According to the UIR, on 11/14/2024 at 3:30p.m. Lead Teacher witness (C1) running in the block area fall and placed icepack on head. Mother was not called. Lead Teacher stated that she just didn’t call parent. Mother came at the end of the day and was given an accident report around 4:20p.m. and took child to the doctor. Lead Teacher called mom on 11/15/2024 and mom stated that child was fine.

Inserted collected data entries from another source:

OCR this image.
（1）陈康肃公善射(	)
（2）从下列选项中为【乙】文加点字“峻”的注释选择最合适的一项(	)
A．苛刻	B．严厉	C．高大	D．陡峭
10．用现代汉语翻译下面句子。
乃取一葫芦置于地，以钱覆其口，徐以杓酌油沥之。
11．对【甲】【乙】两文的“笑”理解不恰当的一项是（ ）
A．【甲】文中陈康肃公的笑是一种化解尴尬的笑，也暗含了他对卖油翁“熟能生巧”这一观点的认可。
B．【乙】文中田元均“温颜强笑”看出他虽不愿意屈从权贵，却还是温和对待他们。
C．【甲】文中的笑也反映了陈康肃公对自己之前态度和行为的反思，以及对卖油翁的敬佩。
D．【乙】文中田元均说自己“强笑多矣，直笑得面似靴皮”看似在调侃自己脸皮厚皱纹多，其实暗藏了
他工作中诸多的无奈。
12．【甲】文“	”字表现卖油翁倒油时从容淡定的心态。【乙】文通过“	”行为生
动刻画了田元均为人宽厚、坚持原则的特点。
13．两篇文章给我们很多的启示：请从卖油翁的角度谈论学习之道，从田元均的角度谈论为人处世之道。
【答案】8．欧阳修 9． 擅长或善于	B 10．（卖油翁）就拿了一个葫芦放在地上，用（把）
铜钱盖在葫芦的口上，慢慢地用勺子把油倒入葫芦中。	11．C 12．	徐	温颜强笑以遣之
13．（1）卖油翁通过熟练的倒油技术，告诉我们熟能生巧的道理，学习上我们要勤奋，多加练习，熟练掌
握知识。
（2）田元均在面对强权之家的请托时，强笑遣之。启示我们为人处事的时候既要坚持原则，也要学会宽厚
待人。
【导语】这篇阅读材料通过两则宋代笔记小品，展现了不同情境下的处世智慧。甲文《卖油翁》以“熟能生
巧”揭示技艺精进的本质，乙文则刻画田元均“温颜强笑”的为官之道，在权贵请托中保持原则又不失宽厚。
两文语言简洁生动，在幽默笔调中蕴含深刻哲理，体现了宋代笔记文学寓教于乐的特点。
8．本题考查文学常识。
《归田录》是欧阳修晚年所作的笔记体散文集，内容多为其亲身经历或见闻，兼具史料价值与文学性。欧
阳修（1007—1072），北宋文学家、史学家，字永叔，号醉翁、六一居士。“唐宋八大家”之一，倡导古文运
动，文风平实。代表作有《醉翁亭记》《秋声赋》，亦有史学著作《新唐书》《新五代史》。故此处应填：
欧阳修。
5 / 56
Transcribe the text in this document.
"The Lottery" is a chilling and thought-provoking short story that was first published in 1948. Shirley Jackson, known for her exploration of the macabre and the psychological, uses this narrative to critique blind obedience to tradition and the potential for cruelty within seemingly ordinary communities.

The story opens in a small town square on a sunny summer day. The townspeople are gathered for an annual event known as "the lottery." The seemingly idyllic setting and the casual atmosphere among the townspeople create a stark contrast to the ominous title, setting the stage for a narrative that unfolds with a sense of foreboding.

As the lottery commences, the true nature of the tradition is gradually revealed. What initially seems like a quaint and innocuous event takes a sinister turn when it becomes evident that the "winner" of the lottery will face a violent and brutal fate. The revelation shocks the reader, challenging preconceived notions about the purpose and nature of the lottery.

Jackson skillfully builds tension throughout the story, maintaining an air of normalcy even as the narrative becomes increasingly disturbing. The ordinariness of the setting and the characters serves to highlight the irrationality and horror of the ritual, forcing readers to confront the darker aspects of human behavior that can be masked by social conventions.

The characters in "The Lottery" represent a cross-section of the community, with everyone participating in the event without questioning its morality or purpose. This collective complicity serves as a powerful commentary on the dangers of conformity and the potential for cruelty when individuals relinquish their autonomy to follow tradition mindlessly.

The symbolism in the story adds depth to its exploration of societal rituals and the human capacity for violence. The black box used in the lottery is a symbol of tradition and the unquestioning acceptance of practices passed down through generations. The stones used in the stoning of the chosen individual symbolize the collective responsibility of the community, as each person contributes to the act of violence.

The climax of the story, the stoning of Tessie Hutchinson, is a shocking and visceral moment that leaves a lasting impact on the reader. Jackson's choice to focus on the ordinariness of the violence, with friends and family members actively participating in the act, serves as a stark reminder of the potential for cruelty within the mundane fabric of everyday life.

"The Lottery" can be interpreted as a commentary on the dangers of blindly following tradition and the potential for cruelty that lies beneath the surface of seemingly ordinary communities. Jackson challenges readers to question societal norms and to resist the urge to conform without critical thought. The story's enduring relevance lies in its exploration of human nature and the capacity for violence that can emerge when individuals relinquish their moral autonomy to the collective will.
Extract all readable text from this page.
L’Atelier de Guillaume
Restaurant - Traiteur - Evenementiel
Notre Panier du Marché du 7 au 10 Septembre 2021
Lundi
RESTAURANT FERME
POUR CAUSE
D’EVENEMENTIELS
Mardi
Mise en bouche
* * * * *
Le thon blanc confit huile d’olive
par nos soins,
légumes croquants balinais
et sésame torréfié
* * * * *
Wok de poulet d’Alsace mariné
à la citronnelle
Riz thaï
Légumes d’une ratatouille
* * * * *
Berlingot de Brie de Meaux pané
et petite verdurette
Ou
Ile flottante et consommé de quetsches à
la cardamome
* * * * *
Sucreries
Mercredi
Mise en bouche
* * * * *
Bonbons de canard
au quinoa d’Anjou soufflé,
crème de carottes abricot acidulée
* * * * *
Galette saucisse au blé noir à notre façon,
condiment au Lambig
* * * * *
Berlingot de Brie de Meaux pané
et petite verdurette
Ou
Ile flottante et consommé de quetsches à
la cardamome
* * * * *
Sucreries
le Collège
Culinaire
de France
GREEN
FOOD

LPA Whitmore obtained a copy of the doctor’s note for (C1) and Attendance for 11/14/2024
.During the investigation, LPA conducted interviews with (S1), (S2), (C1) (C2) During the interviews (S1) stated that she reminded the children not to run and to use walking feet. (S1) observed (C1 hit her head) (S1) walked to (C1) to ask if she was ok. (S1) stated that she called the mom to tell her. (S1) stated that she was able to see all the children in the classroom. (S1) stated there were a couple of children that were running around playing. ( S1) was able to show LPA Whitmore where she was standing when the incident occurred. At the time of the incident(S2) was in the bathroom changing pull-ups. When (S2) came out of the bathroom with the other children (S1) handed (C1) to (S2). (S1) informed (S2) what happened. (C1) did not come to school the next day. (C2) returned to school on 11/18/2024 with a doctor’s note.
Based on the information obtained and interviews conducted there were no violations of Title 22 regulations. The was no lapse of Care and Supervision.
No deficiencies cited.
Copy of report and Notice of Site Visit was issued to Site Supervisor Norma Izcuar
SUPERVISORS NAME: Karren Starks
LICENSING EVALUATOR NAME: Doris Whitmore
LICENSING EVALUATOR SIGNATURE: DATE: 12/04/2024
I acknowledge receipt of this form and understand my licensing appeal rights as explained and received.
FACILITY REPRESENTATIVE SIGNATURE: DATE: 12/04/2024
This report must be available at Child Care and Group Home facilities for public review for 3 years.